Wewenang merupakan “onderdeel” dari kewenangan. Secara yuridis, pengertian
wewenang adalah kemampuan yang diberikan oleh peraturan perundang-undangan untuk
menimbulkan akibat-akibat hukum.
Dari sudut bahasa hukum wewenang berbeda halnya dengan kekuasaan, kekuasaan
hanya menggambarkan hak bertindak/berbuat atau tidak berbuat, sedangkan wewenang
secara yuridis, pada hakikatnya hak dan kewajiban (rechten en plichten). Terkait dengan
otonomi daerah hak mengandung arti kekuasaan untuk mengatur sendiri (zelfregelen) dan
mengelola sendiri (zelfbestuuren).
II.2. Aparat Desa
Aparat sering diartikan sebagai pegawai negeri atau pegawai Negara
atau seperangkat sistem yang digunakan oleh penguasa/pemerintah untuk mengelola
kekuasaannya atau semua perangkat yang digunakan oleh pemerintah untuk menerapkan
kekuasaan pada masyarakat. Dalam Pasal 202 Undang-Undang Nomor 32 Tahun
2004 Tentang Pemerintahan Daerah (UU Pemda) dinyatakan bahwa pemerintah desa
terdiri atas kepala desa dan perangkat desa. Perangkat desa terdiri dari sekretaris desa,
kepala dusun, rukun tetangga dan rukun warga. Dengan demikian dapat dikatakan bahwa
aparat desa meliputi semua orang yang terlibat dalam urusan pemerintahan desa.

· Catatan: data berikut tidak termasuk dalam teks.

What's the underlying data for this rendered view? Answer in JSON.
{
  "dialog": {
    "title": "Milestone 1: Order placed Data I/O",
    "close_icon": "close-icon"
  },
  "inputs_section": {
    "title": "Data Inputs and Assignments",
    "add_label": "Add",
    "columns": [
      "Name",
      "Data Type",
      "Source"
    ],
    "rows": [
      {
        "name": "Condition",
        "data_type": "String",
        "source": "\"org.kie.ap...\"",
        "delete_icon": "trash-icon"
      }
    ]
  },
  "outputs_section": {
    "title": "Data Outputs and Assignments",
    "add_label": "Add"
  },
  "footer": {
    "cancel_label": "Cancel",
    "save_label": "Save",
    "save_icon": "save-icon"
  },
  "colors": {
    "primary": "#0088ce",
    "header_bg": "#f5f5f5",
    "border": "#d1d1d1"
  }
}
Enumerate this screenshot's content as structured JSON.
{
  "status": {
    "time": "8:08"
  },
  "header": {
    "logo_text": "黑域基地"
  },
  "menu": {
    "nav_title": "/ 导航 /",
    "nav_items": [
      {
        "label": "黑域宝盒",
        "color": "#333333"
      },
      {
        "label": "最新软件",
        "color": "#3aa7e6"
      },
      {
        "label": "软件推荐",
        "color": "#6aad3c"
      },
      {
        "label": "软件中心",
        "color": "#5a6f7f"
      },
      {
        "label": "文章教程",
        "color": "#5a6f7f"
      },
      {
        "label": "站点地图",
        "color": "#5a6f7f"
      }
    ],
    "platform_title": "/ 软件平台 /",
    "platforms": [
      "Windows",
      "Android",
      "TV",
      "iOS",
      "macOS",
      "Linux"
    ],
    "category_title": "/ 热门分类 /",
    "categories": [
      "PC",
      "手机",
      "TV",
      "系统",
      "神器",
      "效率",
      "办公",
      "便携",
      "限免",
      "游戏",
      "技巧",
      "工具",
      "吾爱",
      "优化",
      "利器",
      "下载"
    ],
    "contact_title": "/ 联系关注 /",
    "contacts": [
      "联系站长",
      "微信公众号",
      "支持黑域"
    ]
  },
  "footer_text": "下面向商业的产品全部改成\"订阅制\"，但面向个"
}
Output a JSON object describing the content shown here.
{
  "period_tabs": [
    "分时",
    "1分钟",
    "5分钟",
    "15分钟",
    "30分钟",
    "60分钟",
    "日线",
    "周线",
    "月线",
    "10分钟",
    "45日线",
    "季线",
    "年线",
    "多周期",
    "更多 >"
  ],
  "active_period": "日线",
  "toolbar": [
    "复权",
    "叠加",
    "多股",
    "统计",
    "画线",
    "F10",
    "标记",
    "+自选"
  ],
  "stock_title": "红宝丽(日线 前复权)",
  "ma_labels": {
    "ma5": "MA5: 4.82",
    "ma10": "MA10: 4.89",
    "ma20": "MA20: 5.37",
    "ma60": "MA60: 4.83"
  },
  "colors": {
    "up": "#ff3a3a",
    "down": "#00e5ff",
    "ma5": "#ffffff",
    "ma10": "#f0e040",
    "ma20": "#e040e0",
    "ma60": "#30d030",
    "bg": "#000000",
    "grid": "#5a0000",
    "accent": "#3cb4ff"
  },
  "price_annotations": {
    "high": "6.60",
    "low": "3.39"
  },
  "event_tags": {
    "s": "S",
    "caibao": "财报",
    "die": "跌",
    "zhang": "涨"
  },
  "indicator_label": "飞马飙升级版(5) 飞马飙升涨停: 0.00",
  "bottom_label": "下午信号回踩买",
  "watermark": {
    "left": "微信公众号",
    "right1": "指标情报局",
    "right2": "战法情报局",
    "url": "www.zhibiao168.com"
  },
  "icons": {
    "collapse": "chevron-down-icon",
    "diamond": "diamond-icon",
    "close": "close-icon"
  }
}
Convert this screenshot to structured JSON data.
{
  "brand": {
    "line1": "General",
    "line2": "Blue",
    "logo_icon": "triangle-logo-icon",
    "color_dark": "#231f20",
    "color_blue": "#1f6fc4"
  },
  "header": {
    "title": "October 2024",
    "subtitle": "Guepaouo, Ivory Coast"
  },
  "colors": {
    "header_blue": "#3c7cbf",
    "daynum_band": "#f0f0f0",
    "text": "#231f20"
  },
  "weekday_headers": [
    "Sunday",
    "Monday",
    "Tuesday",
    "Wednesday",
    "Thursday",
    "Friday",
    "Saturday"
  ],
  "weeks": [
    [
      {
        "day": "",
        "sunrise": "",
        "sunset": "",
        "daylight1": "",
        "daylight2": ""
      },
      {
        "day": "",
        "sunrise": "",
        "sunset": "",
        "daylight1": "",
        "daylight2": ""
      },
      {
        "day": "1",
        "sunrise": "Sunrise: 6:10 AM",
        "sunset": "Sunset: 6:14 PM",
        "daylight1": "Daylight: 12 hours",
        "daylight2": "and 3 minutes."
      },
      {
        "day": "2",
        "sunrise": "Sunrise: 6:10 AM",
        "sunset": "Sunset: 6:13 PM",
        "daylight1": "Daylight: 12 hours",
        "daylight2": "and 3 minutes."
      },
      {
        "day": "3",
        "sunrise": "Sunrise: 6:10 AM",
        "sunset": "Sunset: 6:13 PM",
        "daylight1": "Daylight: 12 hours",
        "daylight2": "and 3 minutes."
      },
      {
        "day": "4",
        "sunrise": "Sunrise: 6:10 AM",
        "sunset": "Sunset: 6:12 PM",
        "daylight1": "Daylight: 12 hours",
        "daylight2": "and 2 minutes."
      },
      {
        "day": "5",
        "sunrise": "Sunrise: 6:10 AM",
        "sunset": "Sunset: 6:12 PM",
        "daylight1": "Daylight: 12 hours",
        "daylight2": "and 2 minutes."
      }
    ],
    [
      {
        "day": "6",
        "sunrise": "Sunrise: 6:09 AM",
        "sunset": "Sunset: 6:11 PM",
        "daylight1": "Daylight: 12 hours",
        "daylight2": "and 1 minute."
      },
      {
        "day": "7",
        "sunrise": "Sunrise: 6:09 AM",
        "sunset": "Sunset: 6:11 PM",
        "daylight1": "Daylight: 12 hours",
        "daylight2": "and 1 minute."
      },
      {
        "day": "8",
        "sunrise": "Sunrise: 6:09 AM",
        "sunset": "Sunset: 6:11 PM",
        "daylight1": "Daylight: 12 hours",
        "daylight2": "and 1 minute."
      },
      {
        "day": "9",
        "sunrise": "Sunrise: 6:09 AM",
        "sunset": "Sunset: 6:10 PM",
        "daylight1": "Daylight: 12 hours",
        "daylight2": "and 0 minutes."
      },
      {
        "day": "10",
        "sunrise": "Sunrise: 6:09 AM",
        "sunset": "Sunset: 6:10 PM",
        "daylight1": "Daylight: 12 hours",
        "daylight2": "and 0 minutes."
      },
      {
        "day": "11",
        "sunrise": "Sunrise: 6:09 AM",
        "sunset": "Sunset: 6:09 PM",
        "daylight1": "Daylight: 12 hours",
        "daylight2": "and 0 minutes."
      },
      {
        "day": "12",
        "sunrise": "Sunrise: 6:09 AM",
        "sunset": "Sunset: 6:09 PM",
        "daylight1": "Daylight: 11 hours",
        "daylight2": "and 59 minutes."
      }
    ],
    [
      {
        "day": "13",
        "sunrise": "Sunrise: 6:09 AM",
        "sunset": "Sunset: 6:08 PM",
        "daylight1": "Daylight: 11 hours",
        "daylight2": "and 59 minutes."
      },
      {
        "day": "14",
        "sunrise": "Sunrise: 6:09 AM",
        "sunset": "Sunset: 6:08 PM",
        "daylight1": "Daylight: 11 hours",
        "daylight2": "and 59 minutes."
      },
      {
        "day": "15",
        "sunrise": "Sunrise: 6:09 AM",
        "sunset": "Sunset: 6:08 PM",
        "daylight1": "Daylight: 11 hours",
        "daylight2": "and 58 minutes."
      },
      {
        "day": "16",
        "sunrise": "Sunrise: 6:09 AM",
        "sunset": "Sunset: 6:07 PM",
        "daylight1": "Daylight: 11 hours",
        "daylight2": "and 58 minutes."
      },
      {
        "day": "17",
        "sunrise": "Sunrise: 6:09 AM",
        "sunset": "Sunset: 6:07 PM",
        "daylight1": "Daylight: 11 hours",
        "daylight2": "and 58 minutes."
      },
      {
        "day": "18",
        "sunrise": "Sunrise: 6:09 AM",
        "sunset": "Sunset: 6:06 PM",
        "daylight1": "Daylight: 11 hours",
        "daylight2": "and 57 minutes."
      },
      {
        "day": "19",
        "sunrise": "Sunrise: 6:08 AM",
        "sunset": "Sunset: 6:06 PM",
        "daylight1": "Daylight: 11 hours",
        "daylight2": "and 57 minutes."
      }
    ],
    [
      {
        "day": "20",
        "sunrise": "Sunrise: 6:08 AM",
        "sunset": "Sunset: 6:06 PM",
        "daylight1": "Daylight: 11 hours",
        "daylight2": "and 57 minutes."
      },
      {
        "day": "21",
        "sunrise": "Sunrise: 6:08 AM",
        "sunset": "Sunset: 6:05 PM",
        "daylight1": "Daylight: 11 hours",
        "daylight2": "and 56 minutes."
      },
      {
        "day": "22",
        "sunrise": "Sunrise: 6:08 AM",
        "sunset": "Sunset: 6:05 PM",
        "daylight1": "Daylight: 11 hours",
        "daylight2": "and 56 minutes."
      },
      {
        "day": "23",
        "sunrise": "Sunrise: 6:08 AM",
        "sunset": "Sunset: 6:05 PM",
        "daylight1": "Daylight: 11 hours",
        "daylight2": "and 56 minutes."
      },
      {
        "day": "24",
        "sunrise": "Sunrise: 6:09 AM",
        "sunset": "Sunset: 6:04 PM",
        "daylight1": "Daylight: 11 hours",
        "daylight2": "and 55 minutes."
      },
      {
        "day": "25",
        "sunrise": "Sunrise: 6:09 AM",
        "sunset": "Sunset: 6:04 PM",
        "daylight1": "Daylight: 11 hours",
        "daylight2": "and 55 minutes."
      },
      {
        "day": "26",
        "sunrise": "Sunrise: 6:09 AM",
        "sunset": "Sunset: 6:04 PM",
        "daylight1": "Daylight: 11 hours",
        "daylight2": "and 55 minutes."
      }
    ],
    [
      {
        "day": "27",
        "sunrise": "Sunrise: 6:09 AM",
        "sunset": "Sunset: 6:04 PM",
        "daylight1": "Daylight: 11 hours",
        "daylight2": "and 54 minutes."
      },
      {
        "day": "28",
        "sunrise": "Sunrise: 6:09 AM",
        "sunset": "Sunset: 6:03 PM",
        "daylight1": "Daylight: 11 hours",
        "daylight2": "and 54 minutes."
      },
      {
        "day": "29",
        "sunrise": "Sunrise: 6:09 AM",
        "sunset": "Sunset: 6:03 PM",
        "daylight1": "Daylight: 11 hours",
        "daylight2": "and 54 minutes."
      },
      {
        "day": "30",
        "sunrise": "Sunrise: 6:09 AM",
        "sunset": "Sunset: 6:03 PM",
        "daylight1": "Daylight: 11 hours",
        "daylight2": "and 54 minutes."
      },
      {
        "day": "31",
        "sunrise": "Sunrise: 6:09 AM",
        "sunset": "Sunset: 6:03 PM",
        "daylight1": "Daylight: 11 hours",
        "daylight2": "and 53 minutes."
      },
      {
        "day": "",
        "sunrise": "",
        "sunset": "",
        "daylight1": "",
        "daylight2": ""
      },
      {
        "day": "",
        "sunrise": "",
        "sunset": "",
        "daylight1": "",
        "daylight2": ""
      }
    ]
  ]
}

Peran aparatur pemerintah desa merupakan suatu ukuran yang menyatakan seberapa
jauh target (kuantitas, kualitas dan waktu) yang telah dicapai oleh manajemen, yang mana
target tersebut sudah ditentukan terlebih dahulu. Peran aparatur pemerintah desa sangat
diharapkan dalam rangka mewujudkan peran pemerintahan sesuai dengan yang diharapkan
oleh pemerintah dalam UU No. 32 tahun 2004, yakni pemerintah desa diberikan
kewenangan untuk mengatur dan mengurus daerahnya masing-masing demi kesejahteraan
rakyat yang berimbas kepada terwujudnya pembangunan nasional.
Pemerintah desa dikatakan sebagai ujung tombak karena desa berhadapan langsung
dengan masyarakat, oleh karena itu aparat desa harus mampu menjadi tempat bagi
masyarakat untuk diselesaikan atau meneruskan aspirasi dan keinginan tersebut kepada
pihak yang berkompeten untuk ditindak lanjuti. Disamping itu peran desa di atas
menjembatani program-program pemerintah untuk di sosialisasikan kepada masyarakat
sehingga dapat dipahami dan didukung oleh masyarakat.
II.3. Kartu Indonesia Pintar (KIP)
II.3.1. Pengertian
Kartu Indonesia Pintar (KIP) merupakan transformasi dari program bantuan
siswa miskin (BSM). Program Kartu Indonesia Pintar bertujuan menghilangkan
hambatan ekonomi siswa untuk bersekolah sehingga mereka memperoleh akses
pelayanan pendidikan yang layak, di tingkat dasar dan menengah.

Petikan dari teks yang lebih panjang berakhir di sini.